Anyway, when all was said and done we chose the 4Runner.

 

The Plan

  • Buy a slightly used Toyota 4Runner
  • Kit it out with lift kit, new wheels, roof tent, drawers, and other niceties
  • Go on adventures

A little background:

Daniel and I ( Brook writing) are married, climbers, and (mostly) have been city folk. (Small-city, but city nonetheless.) We live in Portland, Maine. We work for ourselves, and often we can work location independent, as long as we stay in the continental US.

Portland is a really cool city but it has gotten a little too hip for my taste in the past several years. Popularity brings good coffeeshops but some annoyances.

There’s been this building momentum towards some sort of lifestyle change for a while- but we haven’t been quite sure what it was- a new house? a new city? do we just need a sauna and an entertaining kitchen and a second bathroom?

At the same time, we’ve been theorizing about ways to spend more time away from home and on the road- specifically climbing- for the past year or so.

We have friends who live to climb- total dirtbags- and I always feel a little bit envious for their perceived freedoms.  On the other hand, we love our work and other projects passionately, and don’t want to give them up.  Portland is a great city to have as a base of operations, so we intend to keep our footprint here light but permanent.

The picture started to shift into focus a couple of weeks ago when we got to see a Sprinter van buildout by a charming couple who have been living in it- with their cat- and climbing full time- for almost two years.

Then I just had to do some soft convincing.
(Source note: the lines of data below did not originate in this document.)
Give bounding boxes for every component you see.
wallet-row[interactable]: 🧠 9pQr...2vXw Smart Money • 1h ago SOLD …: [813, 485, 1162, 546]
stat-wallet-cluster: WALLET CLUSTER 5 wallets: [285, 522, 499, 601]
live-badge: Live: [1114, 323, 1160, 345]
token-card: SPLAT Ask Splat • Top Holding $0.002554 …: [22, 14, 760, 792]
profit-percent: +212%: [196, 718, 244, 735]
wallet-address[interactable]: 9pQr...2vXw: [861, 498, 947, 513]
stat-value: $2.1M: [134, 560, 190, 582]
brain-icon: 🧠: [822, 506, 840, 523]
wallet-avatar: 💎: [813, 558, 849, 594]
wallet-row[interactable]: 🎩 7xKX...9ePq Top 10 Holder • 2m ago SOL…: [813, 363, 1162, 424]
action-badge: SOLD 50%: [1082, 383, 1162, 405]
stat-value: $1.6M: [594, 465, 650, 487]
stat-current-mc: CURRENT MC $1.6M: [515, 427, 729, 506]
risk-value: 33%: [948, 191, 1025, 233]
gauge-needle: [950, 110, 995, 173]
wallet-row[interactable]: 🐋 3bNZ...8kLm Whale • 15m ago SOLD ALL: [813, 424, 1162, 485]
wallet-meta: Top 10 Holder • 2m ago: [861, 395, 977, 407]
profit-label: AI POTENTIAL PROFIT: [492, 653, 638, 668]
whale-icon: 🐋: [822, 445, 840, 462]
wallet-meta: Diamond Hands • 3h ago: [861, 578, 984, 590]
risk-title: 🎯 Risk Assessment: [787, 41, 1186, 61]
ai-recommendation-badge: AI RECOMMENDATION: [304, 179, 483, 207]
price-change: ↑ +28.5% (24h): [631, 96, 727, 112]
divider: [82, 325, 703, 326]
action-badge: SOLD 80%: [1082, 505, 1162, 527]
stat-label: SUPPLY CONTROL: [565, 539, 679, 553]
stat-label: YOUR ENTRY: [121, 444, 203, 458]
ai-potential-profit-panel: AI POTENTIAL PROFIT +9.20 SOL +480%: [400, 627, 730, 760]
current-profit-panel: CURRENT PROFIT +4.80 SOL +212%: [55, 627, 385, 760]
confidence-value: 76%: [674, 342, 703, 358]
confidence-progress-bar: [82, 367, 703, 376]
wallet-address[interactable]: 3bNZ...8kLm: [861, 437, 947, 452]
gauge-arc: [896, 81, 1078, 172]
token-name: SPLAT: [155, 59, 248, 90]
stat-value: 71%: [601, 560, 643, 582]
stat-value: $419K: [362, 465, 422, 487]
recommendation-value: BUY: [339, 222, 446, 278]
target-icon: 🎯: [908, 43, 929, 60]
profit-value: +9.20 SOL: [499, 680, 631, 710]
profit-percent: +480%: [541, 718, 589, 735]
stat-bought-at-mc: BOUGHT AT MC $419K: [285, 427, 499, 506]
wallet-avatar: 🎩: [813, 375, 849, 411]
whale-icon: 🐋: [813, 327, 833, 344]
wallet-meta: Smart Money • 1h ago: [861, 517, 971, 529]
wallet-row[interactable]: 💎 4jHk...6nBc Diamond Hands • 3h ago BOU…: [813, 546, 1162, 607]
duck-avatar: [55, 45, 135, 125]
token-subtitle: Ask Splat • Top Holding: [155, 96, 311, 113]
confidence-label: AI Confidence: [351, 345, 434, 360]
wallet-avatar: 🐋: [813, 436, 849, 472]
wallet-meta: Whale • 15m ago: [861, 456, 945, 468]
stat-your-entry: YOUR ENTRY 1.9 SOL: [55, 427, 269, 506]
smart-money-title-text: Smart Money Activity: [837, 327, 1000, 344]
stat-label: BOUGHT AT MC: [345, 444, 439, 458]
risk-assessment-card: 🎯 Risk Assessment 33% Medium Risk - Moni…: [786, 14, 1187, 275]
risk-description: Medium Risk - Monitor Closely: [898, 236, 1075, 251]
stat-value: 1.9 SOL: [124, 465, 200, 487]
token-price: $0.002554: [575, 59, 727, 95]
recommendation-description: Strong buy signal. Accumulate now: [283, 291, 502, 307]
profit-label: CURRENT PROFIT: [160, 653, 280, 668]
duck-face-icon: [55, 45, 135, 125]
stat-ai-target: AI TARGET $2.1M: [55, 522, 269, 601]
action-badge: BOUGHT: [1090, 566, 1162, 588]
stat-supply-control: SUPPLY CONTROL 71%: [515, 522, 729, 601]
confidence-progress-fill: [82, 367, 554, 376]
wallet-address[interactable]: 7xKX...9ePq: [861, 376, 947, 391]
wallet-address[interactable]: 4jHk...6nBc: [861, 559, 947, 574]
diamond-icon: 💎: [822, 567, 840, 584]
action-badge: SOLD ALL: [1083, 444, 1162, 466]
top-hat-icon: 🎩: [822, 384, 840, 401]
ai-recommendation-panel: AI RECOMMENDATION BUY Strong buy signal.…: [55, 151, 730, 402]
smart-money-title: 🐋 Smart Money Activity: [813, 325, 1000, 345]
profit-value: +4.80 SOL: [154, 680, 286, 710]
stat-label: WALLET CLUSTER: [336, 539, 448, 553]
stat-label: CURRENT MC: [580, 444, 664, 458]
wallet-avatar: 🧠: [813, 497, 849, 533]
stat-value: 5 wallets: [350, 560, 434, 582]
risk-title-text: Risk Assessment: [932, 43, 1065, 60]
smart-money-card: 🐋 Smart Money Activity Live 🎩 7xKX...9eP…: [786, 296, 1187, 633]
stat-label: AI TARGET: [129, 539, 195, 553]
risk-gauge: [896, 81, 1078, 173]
See, Daniel *thinks* that he really prefers to live in a house with a shower and flush toilet. So I just casually mentioned, several times, how much I’d like to have a lifestyle that involved being able to drive off into the wilderness. That got Daniel thinking about investing in timberlands.

A few days later we happened to be at a Walmart at the same time as a fully-kitted out 4-Runner (roof tent, lift kit, knobby tires, extra jerry cans.) That vehicle made the image crystalize.

By the next day, Daniel had done hours of research into overland vehicles and was fully convinced of the possibilities.